A patient with Body Dysmorphic Disorder (BDD) insists on consulting a dermatologist for a 'deformity' no one else can see. In DSM-5, which specifier distinguishes BDD with 'absent insight/delusional beliefs' from a primary psychotic disorder?
- A The BDD diagnosis is not given if delusions are present; the correct diagnosis becomes Delusional Disorder, somatic subtype
- B DSM-5 allows BDD to be diagnosed even when beliefs are held with delusional conviction, using the 'with absent insight/delusional beliefs' specifier; the diagnosis is not reclassified as a psychotic disorder ✓
- C BDD with delusional beliefs requires co-diagnosis of Delusional Disorder and BDD
- D BDD with complete absent insight is reclassified as Somatic Symptom Disorder in DSM-5
Explanation
DSM-5 introduced insight specifiers for BDD: 'good or fair insight,' 'poor insight,' and 'absent insight/delusional beliefs.' When a patient with BDD holds beliefs about perceived flaws with delusional conviction, DSM-5 instructs clinicians to diagnose BDD with the absent insight specifier rather than reclassifying to Delusional Disorder.

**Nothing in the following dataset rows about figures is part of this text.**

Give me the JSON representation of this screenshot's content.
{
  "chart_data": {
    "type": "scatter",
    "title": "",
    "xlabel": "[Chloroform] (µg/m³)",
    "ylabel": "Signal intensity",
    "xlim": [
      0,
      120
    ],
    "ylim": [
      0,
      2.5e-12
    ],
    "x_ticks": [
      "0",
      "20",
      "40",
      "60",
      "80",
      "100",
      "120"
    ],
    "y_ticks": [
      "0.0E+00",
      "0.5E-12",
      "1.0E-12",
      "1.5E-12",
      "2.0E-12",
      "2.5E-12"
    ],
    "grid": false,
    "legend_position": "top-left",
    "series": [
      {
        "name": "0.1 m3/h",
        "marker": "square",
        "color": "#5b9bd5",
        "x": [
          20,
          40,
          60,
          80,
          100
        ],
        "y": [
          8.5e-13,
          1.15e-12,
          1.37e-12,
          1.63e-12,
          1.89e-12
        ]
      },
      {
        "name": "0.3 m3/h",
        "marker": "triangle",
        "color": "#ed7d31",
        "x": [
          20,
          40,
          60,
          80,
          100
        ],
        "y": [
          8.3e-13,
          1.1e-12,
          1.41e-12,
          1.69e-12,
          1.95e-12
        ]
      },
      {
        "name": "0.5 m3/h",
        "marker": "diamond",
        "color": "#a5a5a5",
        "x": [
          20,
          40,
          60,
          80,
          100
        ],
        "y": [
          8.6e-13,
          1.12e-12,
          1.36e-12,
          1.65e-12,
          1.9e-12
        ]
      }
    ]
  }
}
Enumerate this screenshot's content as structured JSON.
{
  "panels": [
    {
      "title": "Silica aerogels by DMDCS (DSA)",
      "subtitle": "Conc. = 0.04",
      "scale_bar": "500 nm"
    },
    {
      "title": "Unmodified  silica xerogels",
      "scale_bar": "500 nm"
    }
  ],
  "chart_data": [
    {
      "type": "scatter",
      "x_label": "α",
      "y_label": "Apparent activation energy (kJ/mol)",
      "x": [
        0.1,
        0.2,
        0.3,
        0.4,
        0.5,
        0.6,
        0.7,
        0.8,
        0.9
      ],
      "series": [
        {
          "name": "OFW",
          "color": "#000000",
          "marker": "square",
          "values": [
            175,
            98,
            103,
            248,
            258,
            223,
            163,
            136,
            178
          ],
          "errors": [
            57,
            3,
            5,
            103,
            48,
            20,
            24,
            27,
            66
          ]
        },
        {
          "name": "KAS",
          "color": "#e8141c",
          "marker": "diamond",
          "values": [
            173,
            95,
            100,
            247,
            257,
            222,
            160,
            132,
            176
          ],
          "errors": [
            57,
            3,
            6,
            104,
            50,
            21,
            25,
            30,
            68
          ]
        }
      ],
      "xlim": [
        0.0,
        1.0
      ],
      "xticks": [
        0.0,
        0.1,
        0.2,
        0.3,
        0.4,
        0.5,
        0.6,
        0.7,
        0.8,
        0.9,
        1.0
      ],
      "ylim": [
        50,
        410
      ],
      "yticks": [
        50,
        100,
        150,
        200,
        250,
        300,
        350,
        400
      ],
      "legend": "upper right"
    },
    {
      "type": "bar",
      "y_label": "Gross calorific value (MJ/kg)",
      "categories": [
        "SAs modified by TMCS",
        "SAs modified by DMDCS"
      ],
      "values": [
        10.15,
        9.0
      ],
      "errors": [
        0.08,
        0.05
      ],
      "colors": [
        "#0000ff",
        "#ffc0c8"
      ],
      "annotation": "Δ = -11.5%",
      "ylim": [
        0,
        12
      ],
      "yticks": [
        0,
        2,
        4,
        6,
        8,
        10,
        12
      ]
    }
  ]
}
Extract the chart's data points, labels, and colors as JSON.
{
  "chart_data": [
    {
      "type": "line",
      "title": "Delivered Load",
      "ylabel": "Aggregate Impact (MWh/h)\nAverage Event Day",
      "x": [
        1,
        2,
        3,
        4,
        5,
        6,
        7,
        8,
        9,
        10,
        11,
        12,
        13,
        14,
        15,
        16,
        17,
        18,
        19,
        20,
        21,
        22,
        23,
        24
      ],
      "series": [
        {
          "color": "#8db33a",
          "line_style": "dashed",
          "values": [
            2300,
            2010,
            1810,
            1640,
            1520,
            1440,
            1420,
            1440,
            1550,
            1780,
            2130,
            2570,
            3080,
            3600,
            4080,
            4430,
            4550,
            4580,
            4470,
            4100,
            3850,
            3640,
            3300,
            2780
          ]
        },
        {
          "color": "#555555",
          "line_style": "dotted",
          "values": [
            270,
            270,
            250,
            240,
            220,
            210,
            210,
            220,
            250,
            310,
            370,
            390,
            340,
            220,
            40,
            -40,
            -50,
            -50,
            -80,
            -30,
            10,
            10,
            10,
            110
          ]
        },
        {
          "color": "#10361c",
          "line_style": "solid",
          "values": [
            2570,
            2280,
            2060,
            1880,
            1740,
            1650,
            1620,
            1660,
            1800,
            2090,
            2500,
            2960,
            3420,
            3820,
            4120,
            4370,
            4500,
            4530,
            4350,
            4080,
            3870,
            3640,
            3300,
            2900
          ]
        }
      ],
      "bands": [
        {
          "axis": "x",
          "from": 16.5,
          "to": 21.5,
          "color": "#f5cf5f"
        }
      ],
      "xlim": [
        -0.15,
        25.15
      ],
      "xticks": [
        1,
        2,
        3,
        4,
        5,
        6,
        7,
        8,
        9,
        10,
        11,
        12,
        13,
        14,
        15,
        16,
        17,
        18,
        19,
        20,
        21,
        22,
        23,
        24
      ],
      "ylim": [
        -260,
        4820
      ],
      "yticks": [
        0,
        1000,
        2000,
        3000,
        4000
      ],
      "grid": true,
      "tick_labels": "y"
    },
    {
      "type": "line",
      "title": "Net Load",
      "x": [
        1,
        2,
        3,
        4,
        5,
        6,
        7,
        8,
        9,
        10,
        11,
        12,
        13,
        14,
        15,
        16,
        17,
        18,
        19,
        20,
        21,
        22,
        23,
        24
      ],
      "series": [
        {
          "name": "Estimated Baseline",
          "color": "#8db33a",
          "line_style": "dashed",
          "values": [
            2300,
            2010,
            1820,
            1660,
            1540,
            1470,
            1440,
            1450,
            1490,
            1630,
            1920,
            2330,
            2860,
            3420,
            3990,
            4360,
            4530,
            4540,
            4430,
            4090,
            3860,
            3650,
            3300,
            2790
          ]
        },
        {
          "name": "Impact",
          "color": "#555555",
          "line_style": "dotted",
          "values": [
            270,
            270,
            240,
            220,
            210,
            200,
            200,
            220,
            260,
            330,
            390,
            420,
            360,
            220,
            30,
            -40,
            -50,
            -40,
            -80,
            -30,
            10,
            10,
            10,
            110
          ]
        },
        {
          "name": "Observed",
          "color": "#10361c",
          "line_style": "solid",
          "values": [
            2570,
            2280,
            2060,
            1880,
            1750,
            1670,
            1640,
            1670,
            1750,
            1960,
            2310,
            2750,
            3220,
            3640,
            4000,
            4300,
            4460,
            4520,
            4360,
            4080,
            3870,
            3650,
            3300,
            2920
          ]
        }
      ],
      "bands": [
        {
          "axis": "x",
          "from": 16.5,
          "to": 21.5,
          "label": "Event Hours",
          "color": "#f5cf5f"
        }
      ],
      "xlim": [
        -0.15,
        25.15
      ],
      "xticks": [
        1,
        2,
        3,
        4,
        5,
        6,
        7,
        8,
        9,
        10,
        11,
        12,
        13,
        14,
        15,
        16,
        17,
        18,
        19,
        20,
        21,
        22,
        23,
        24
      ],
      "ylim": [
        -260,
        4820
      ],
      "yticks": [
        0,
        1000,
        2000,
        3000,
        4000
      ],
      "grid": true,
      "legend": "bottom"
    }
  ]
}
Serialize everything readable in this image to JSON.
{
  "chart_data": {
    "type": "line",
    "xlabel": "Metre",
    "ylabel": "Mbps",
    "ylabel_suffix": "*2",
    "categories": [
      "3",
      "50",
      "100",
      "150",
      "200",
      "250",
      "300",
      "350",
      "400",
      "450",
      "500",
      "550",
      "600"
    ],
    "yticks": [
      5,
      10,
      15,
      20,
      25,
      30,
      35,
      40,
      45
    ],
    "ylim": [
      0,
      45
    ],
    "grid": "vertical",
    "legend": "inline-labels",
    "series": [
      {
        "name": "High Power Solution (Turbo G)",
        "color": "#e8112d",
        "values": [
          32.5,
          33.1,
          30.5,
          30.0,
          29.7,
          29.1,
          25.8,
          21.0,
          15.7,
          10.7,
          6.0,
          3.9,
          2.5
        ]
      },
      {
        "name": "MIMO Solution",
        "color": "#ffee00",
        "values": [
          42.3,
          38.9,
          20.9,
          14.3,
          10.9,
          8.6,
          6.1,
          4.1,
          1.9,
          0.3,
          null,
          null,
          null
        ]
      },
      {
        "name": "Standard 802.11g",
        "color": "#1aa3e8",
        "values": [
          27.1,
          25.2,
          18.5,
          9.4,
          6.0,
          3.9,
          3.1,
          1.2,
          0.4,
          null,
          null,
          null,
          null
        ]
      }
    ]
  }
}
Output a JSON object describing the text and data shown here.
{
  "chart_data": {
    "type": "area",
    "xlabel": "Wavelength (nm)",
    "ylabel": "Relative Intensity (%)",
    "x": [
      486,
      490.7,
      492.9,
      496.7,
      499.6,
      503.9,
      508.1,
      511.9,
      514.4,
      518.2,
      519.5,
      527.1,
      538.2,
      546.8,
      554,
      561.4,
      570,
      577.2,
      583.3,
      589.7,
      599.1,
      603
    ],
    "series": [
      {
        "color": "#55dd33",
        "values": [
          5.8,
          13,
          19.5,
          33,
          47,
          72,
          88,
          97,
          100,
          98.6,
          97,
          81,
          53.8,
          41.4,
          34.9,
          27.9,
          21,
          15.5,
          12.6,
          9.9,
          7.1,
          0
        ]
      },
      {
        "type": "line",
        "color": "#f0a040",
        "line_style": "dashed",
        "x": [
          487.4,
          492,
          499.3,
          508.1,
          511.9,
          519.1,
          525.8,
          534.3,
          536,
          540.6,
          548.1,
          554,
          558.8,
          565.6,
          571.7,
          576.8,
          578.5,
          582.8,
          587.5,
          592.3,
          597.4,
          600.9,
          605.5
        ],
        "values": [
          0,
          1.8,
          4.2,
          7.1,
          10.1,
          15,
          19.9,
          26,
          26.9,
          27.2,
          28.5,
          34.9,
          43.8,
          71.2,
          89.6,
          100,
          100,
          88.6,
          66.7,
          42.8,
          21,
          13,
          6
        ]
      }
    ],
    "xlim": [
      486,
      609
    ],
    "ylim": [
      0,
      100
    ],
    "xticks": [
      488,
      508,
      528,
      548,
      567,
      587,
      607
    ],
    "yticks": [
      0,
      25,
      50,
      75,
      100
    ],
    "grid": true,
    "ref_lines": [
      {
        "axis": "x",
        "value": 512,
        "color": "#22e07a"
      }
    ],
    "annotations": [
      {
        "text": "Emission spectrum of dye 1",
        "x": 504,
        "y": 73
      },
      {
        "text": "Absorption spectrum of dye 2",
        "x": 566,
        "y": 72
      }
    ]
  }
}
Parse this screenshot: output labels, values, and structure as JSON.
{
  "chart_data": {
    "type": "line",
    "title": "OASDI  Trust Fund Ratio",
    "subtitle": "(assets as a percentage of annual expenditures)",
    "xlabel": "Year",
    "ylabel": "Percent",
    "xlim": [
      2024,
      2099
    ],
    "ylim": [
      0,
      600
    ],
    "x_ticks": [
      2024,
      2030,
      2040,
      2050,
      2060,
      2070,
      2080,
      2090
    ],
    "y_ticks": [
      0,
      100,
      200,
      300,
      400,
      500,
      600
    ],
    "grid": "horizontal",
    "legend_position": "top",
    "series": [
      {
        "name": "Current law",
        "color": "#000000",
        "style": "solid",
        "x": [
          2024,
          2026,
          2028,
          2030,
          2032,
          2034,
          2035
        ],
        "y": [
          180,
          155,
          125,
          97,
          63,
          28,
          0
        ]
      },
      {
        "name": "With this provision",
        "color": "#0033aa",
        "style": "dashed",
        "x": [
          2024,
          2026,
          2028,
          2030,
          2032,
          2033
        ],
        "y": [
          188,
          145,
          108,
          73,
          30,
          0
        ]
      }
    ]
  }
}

This reflects evidence that absent-insight BDD and delusional BDD represent a spectrum of the same disorder and respond similarly to SSRIs (unlike typical psychotic disorders). An additional diagnosis of Delusional Disorder is not given if BDD better explains the presentation.
Reference: Kaplan & Sadock's Synopsis of Psychiatry, 11th ed.